Другое дело, как я справлялся с актерами. На роль Ларисы в этом фильме мне посоветовали взять Люсю Гурченко. Прочитав сценарий, она пришла и стала играть, как она это умеет: классно, с прибамбасами, в своей любимой манере. А я смотрю и понимаю, что пропал: это настолько классно и настолько┘ чуждо мне, настолько «не то», что я не знаю, что делать. А человек она хороший, и, чтобы не обидеть, я ей говорю: «Знаете, Люся, вы так это хорошо сделали! Я даже не предполагал. Но, честно говоря, я хотел не совсем так. Вот если бы я снимал кино во Франции, то взял бы Анук Эме». Она говорит: «Все, поняла! Сидим-молчим».

Если я вижу, что человек талантливее меня, то стараюсь доказать, что я умнее. Если же умнее он, то я стараюсь доказать, что я талантливее. Иначе ничего не выйдет.

 

– Как вы относитесь к такому явлению, как женщина-режиссер?

 

– Это абсолютно женская профессия. Я бы сказал, женственное отношение к жизни. Лучше всех это доказали Кира Муратова и покойная Лариса Шепитько – замечательные режиссеры и┘ жуткие диктаторы. Дело в том, что только женщина способна перешагнуть через то, через что мужчина не позволит себе перешагнуть. В моральном и нравственном смысле. Если б я был таким, как они, то был бы колоссальным режиссером. Но я этого не умею. На съемках я все ошибки прощаю: осветитель лампу не туда повернул, актер не то слово сказал – все прощаю, и в фильмах я всех прощаю┘

 

– Какие воспоминания детства вам удалось воплотить в фильмах?

 

– Помню, как в детстве мне казалось, что если я подойду к инвалиду и постою около него пять минут, то он встанет и пойдет. И мой последний фильм «Ночь светла», в общем-то, об этом. Хоть сюжет и иной.

Кстати, со временем я обнаружил в себе неординарные способности. Так, за две минуты я могу снять зубную боль, за три – шейный остеохондроз. Могу даже усыпить. Правда, все это я делаю, когда выпью, поскольку на трезвую голову мне стыдно этим заниматься.

Вот какой случай произошел с оператором Пашей Лебешевым. Мы работали над фильмом «Леди Макбет Мценского уезда». И однажды ко мне в монтажную заходит Паша. Паша любил выпить и по утрам стонал, как беременная баба. Я ему говорю: «Убирайся, ты мне мешаешь!» А он: «Да не пил я! Остеохондроз шею схватил». Понятно. Делаю ему массаж. Через три минуты он вскакивает и кричит: «Да я сейчас пойду и скажу всем, что ты гениальный режиссер!» Я ему: «Все равно никто не поверит». А он пошел.

Через полчаса я встречаю в коридоре Вадима Абдрашитова. Вадик спрашивает: «Что ты с Пашей сделал? Он ходит и кричит, что Балаян – гений. Правда, когда я сказал ему, что Балаян, мол, как и мы все, просто интересный режиссер, то Паша ответил: «Да режиссер он – г┘о, а вот экстрасенс – гениальный!» Так что на старости мне будет чем на жизнь зарабатывать.

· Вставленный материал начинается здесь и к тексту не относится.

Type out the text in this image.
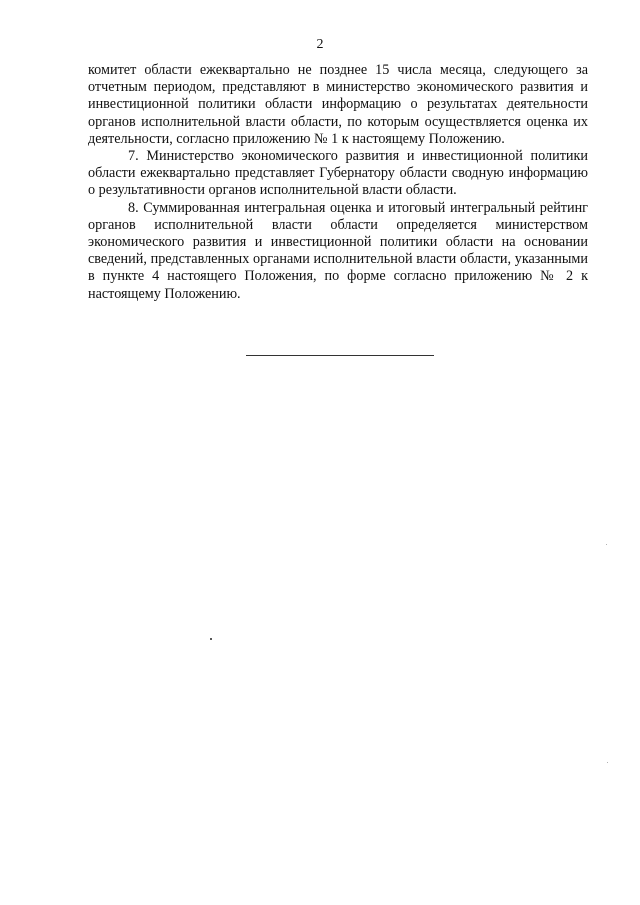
2

комитет области ежеквартально не позднее 15 числа месяца, следующего за отчетным периодом, представляют в министерство экономического развития и инвестиционной политики области информацию о результатах деятельности органов исполнительной власти области, по которым осуществляется оценка их деятельности, согласно приложению № 1 к настоящему Положению.

7. Министерство экономического развития и инвестиционной политики области ежеквартально представляет Губернатору области сводную информацию о результативности органов исполнительной власти области.

8. Суммированная интегральная оценка и итоговый интегральный рейтинг органов исполнительной власти области определяется министерством экономического развития и инвестиционной политики области на основании сведений, представленных органами исполнительной власти области, указанными в пункте 4 настоящего Положения, по форме согласно приложению № 2 к настоящему Положению.
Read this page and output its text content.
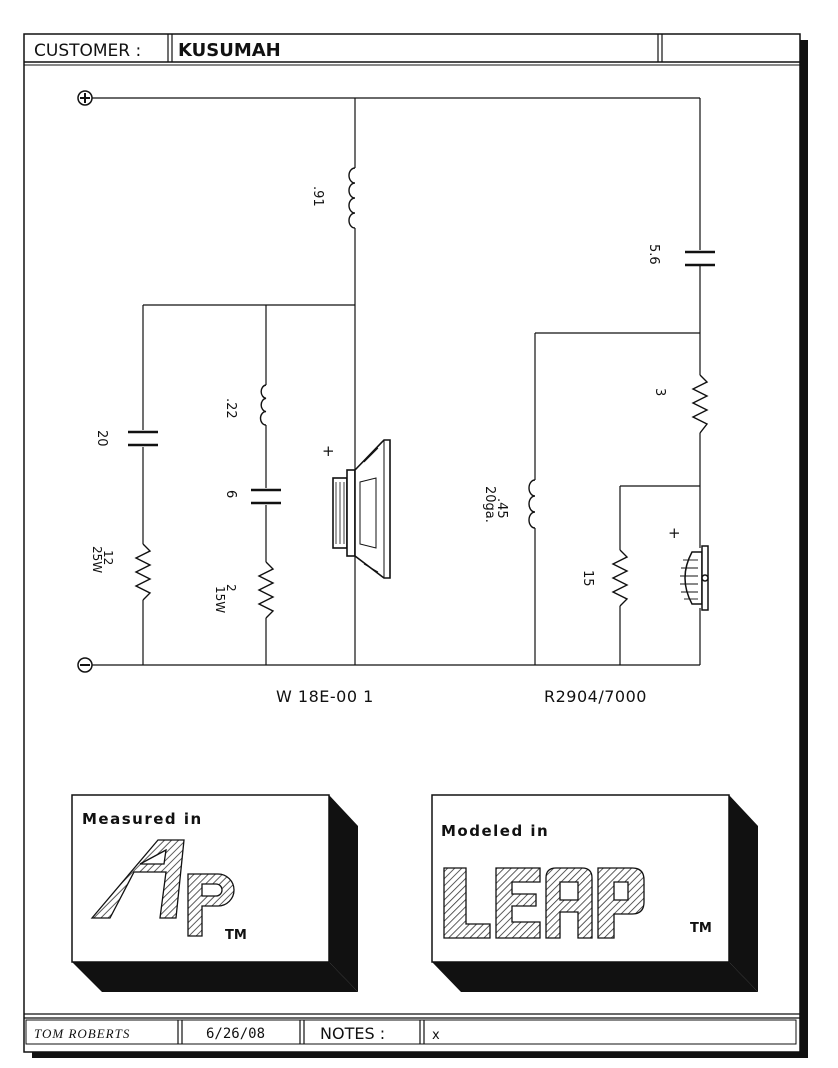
CUSTOMER : KUSUMAH
TOM ROBERTS	6/26/08	NOTES :	x
.91
20
12
25W
.22
6
2
15W
+
W 18E-00 1
5.6
3
.45
20ga.
15
+
R2904/7000
Measured in
TM
Modeled in
TM
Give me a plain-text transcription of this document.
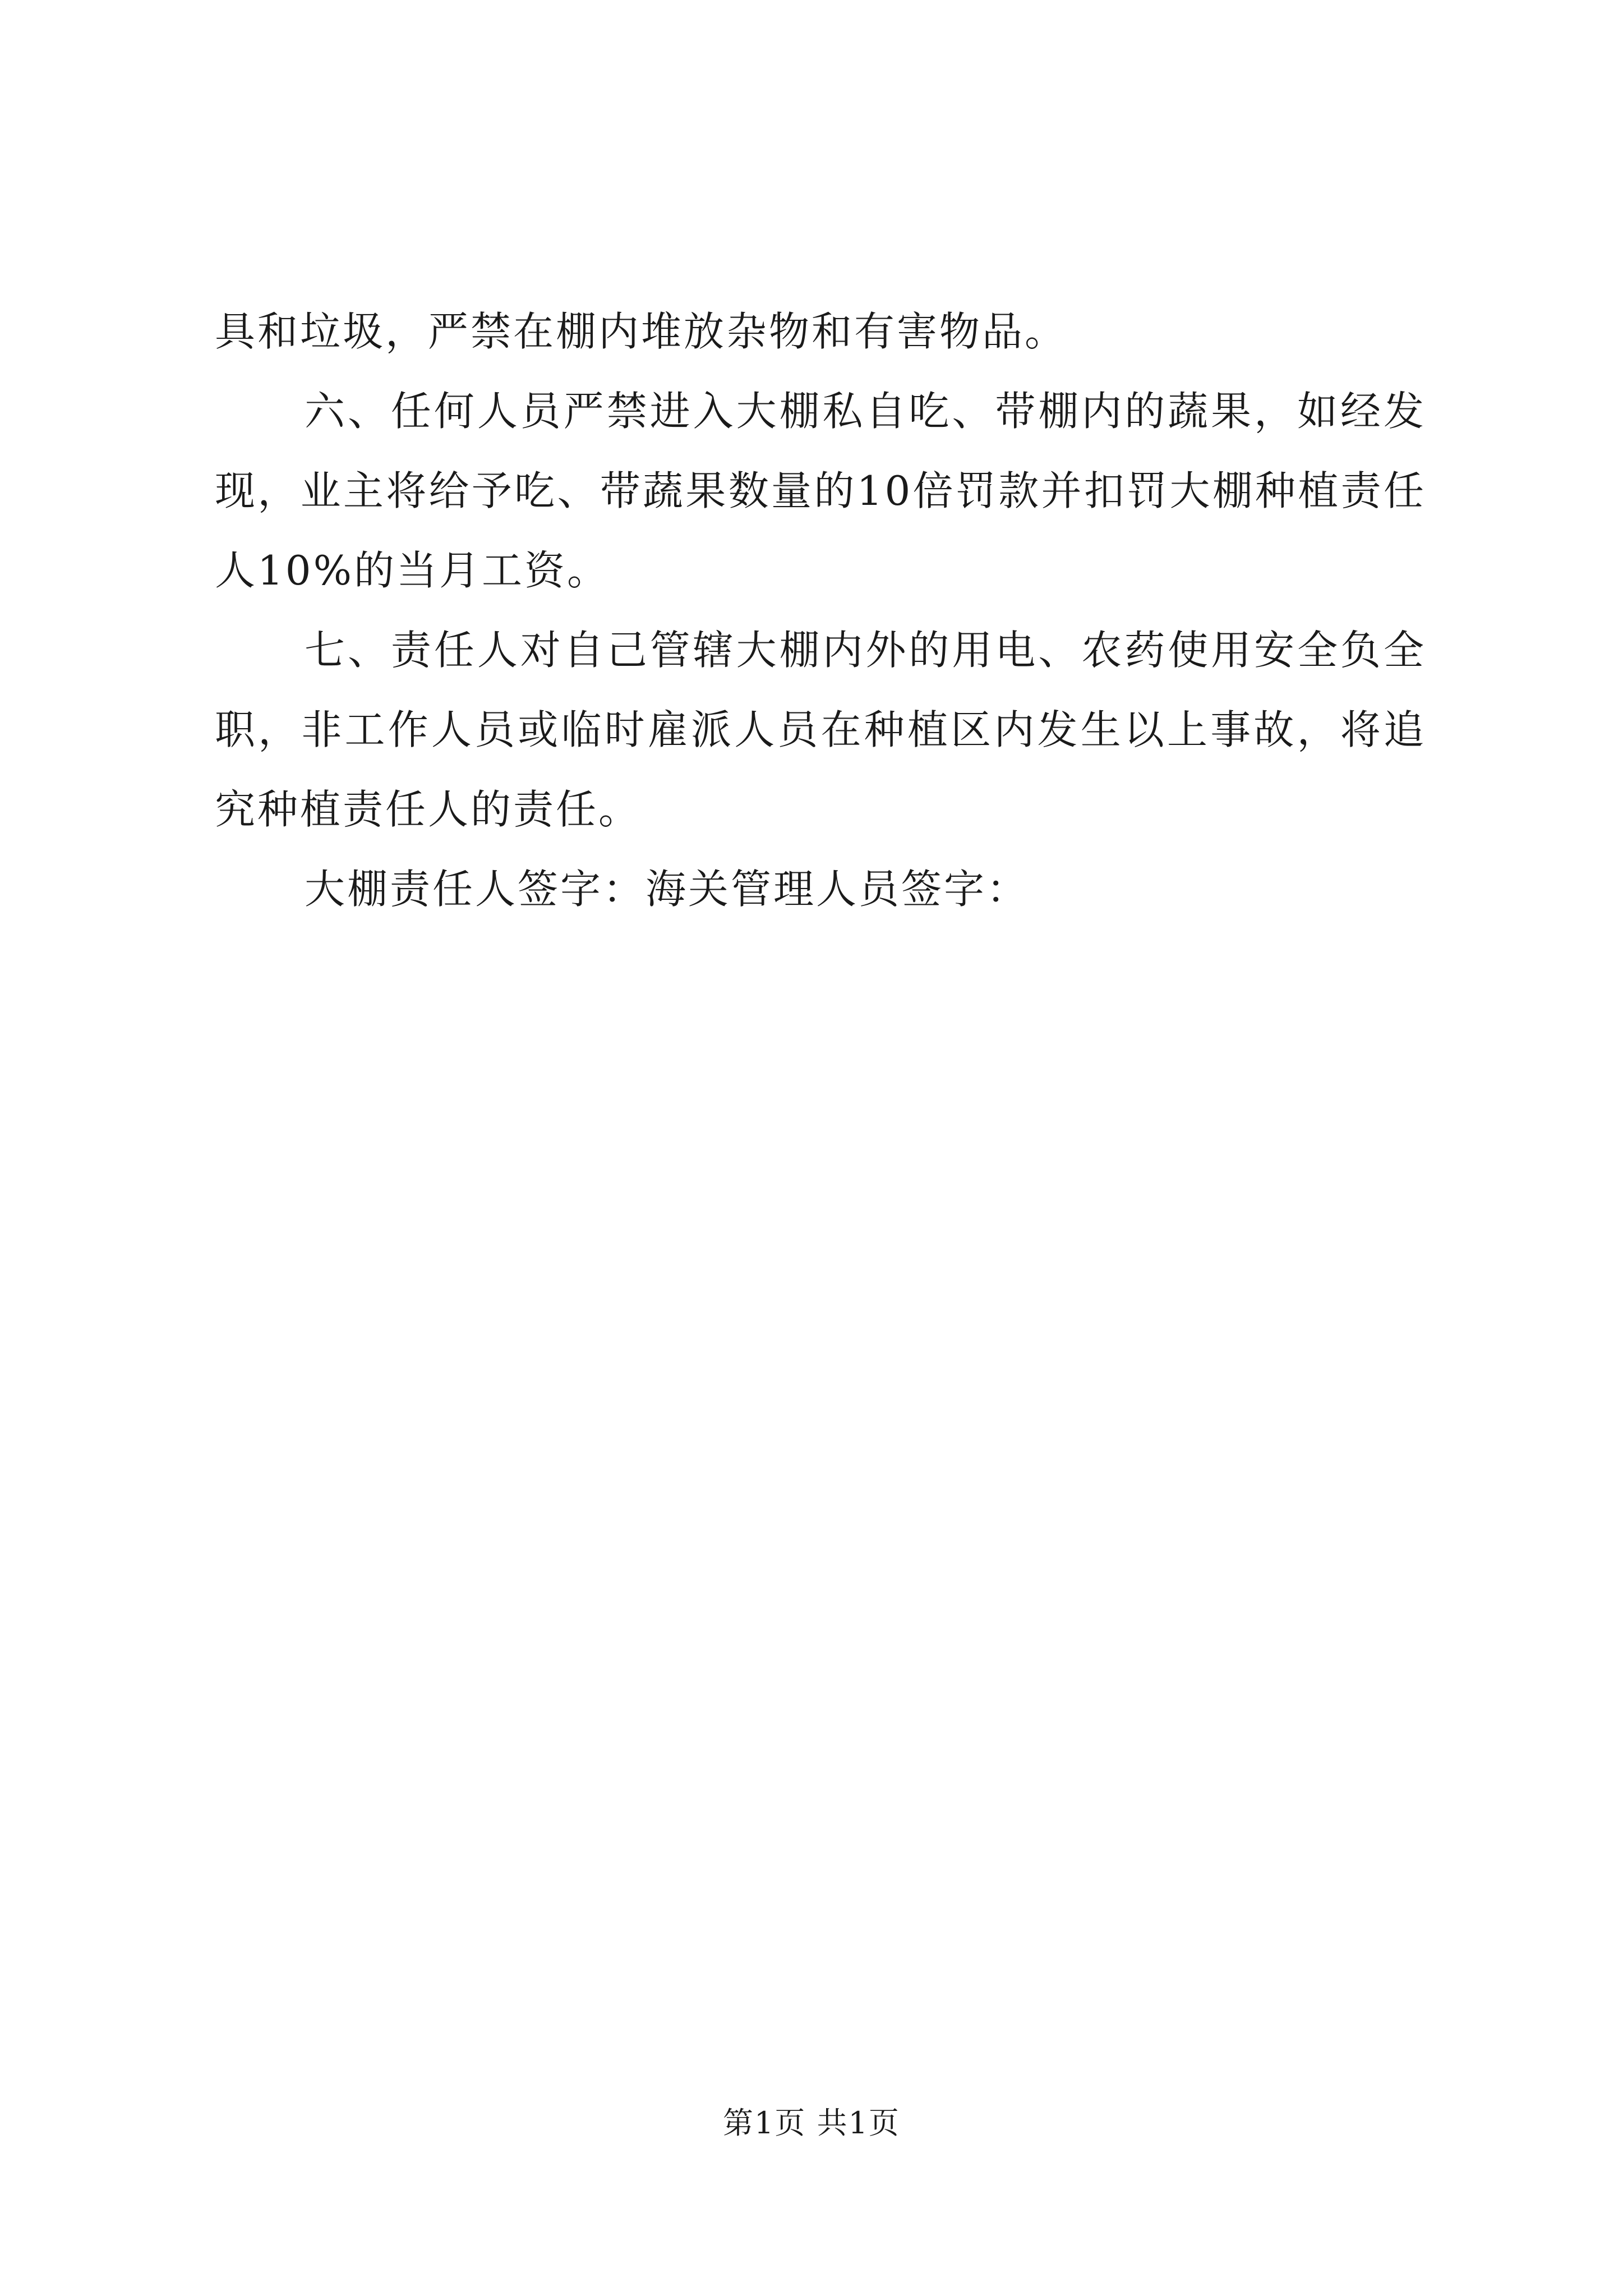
具和垃圾，严禁在棚内堆放杂物和有害物品。

六、任何人员严禁进入大棚私自吃、带棚内的蔬果，如经发现，业主将给予吃、带蔬果数量的10倍罚款并扣罚大棚种植责任人10%的当月工资。

七、责任人对自己管辖大棚内外的用电、农药使用安全负全职，非工作人员或临时雇派人员在种植区内发生以上事故，将追究种植责任人的责任。

大棚责任人签字：海关管理人员签字：

第1页 共1页
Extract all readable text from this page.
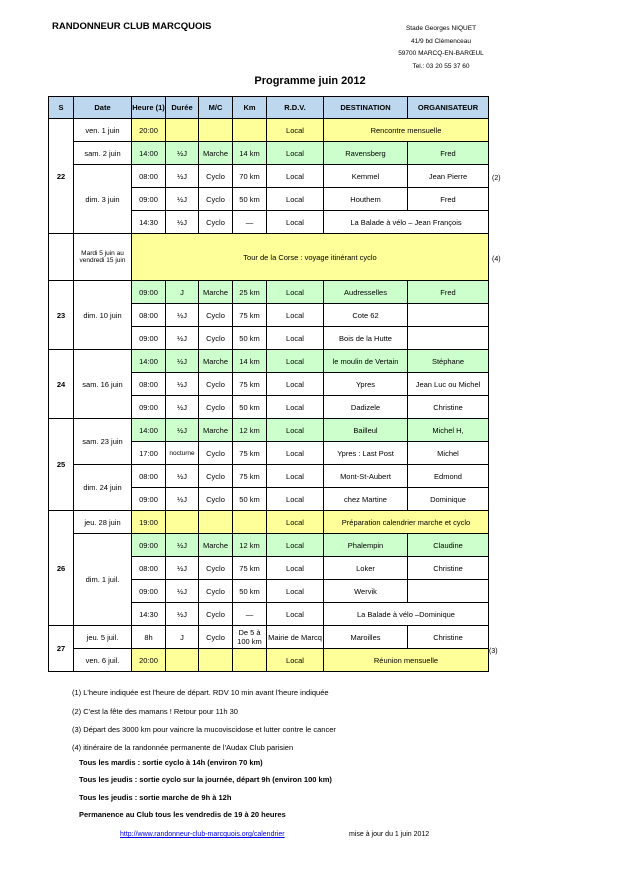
RANDONNEUR CLUB MARCQUOIS	Stade Georges NIQUET
41/9 bd Clémenceau
59700 MARCQ-EN-BARŒUL
Tel.: 03 20 55 37 60
Programme juin 2012
S	Date	Heure (1)	Durée	M/C	Km	R.D.V.	DESTINATION	ORGANISATEUR
22	ven. 1 juin	20:00				Local	Rencontre mensuelle	
	sam. 2 juin	14:00	½J	Marche	14 km	Local	Ravensberg	Fred
	dim. 3 juin	08:00	½J	Cyclo	70 km	Local	Kemmel	Jean Pierre
		09:00	½J	Cyclo	50 km	Local	Houthem	Fred
		14:30	½J	Cyclo	—	Local	La Balade à vélo – Jean François	
	Mardi 5 juin au vendredi 15 juin	Tour de la Corse : voyage itinérant cyclo						
23	dim. 10 juin	09:00	J	Marche	25 km	Local	Audresselles	Fred
		08:00	½J	Cyclo	75 km	Local	Cote 62	
		09:00	½J	Cyclo	50 km	Local	Bois de la Hutte	
24	sam. 16 juin	14:00	½J	Marche	14 km	Local	le moulin de Vertain	Stéphane
		08:00	½J	Cyclo	75 km	Local	Ypres	Jean Luc ou Michel
		09:00	½J	Cyclo	50 km	Local	Dadizele	Christine
25	sam. 23 juin	14:00	½J	Marche	12 km	Local	Bailleul	Michel H,
		17:00	nocturne	Cyclo	75 km	Local	Ypres : Last Post	Michel
	dim. 24 juin	08:00	½J	Cyclo	75 km	Local	Mont-St-Aubert	Edmond
		09:00	½J	Cyclo	50 km	Local	chez Martine	Dominique
26	jeu. 28 juin	19:00				Local	Préparation calendrier marche et cyclo	
	dim. 1 juil.	09:00	½J	Marche	12 km	Local	Phalempin	Claudine
		08:00	½J	Cyclo	75 km	Local	Loker	Christine
		09:00	½J	Cyclo	50 km	Local	Wervik	
		14:30	½J	Cyclo	—	Local	La Balade à vélo –Dominique	
27	jeu. 5 juil.	8h	J	Cyclo	De 5 à 100 km	Mairie de Marcq	Maroilles	Christine
	ven. 6 juil.	20:00				Local	Réunion mensuelle	
(2)
(4)
(3)
(1) L'heure indiquée est l'heure de départ. RDV 10 min avant l'heure indiquée
(2) C'est la fête des mamans ! Retour pour 11h 30
(3) Départ des 3000 km pour vaincre la mucoviscidose et lutter contre le cancer
(4) itinéraire de la randonnée permanente de l'Audax Club parisien
Tous les mardis : sortie cyclo à 14h (environ 70 km)
Tous les jeudis : sortie cyclo sur la journée, départ 9h (environ 100 km)
Tous les jeudis : sortie marche de 9h à 12h
Permanence au Club tous les vendredis de 19 à 20 heures
http://www.randonneur-club-marcquois.org/calendrier	mise à jour du 1 juin 2012
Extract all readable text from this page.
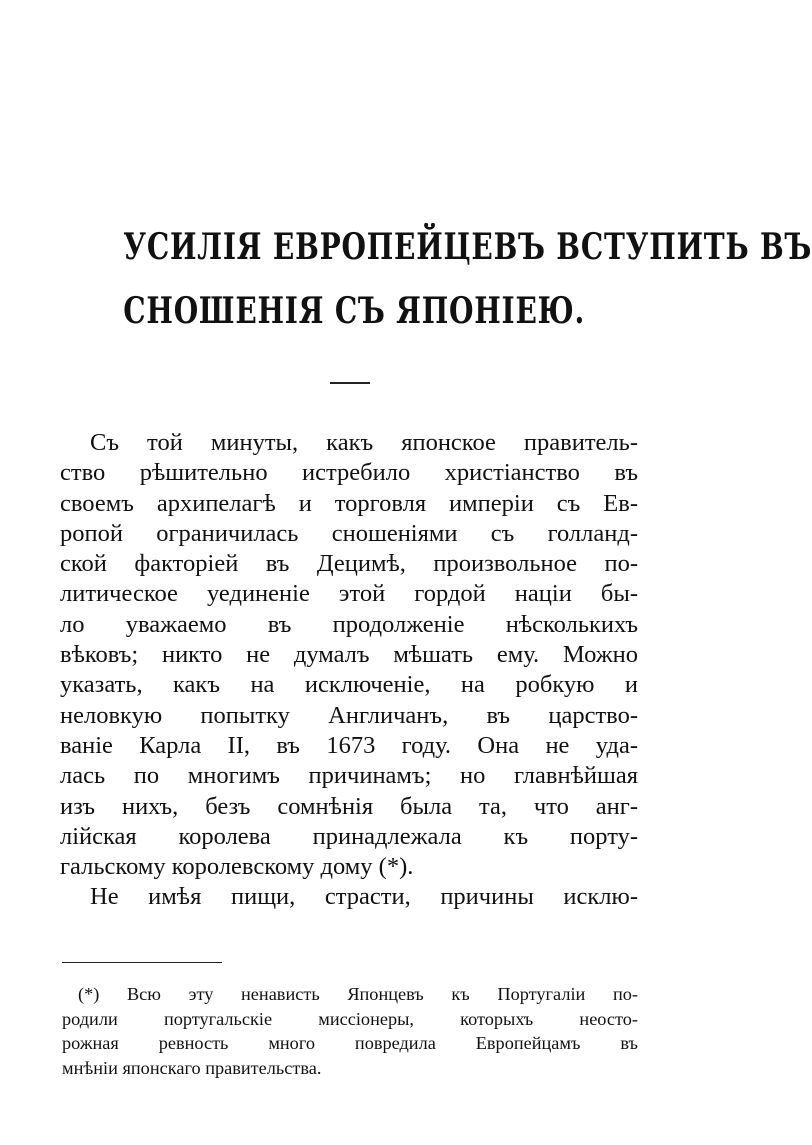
УСИЛІЯ ЕВРОПЕЙЦЕВЪ ВСТУПИТЬ ВЪ
СНОШЕНІЯ СЪ ЯПОНІЕЮ.
Съ той минуты, какъ японское правитель-
ство рѣшительно истребило христіанство въ
своемъ архипелагѣ и торговля имперіи съ Ев-
ропой ограничилась сношеніями съ голланд-
ской факторіей въ Децимѣ, произвольное по-
литическое уединеніе этой гордой націи бы-
ло уважаемо въ продолженіе нѣсколькихъ
вѣковъ; никто не думалъ мѣшать ему. Можно
указать, какъ на исключеніе, на робкую и
неловкую попытку Англичанъ, въ царство-
ваніе Карла II, въ 1673 году. Она не уда-
лась по многимъ причинамъ; но главнѣйшая
изъ нихъ, безъ сомнѣнія была та, что анг-
лійская королева принадлежала къ порту-
гальскому королевскому дому (*).
Не имѣя пищи, страсти, причины исклю-
(*) Всю эту ненависть Японцевъ къ Португаліи по-
родили португальскіе миссіонеры, которыхъ неосто-
рожная ревность много повредила Европейцамъ въ
мнѣніи японскаго правительства.
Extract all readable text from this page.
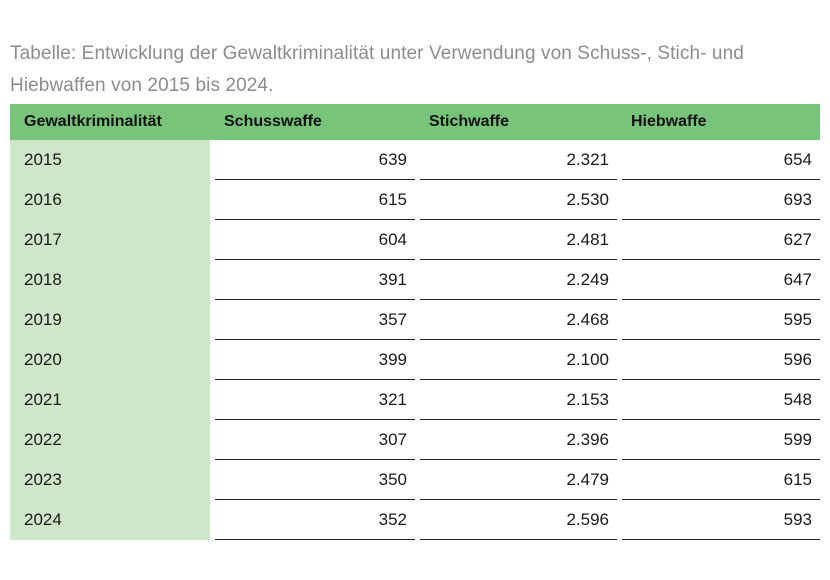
Tabelle: Entwicklung der Gewaltkriminalität unter Verwendung von Schuss-, Stich- und Hiebwaffen von 2015 bis 2024.
Gewaltkriminalität	Schusswaffe	Stichwaffe	Hiebwaffe
2015	639	2.321	654
2016	615	2.530	693
2017	604	2.481	627
2018	391	2.249	647
2019	357	2.468	595
2020	399	2.100	596
2021	321	2.153	548
2022	307	2.396	599
2023	350	2.479	615
2024	352	2.596	593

А на экран я переношу в основном чувства, а не поступки.

 

– Для вас энергетика важнее сюжета?

 

– Вовсе нет. Я считаю, что самым гениальным режиссером был бы Маркес – автор романа «Сто лет одиночества». Там настоящая режиссура – все раскадровано. И очень образно. Есть метафизика.

Сегодня важно не то, как ты видишь или как снимаешь, а то, что происходит на экране. В мое время в Киеве к профессии сценариста бытовало некое презрение. Все мы, режиссеры, видите ли, были гениями, сами писали сценарии. Поэтому никто и не смотрел то, что мы снимали. Это, видите ли, называлось авторским кинематографом. Бедный Феллини! У него ведь над сценарием всегда работали по два-три человека.

 

– Вы относите себя к интуитивным режиссерам?

 

– Режиссеров я разделяю на любителей и профессионалов. Для пояснения приведу аналогию. Кто такой бабник? Для него безразлично, какая женщина: он выбирает не по вкусу, а по количеству. И со всеми он справен.

Любитель же выбирает по вкусу. Так вот я, как режиссер, отношусь к любителям. И это очень плохо, потому что такие «любители» нигде не нужны. Особенно на Западе. Там ведь нужно уметь делать и то, что тебе заказал продюсер. Я не думаю, что смог бы снять кино про шахтеров или сталеваров, к примеру. Я просто не знаю, как это нормально сделать.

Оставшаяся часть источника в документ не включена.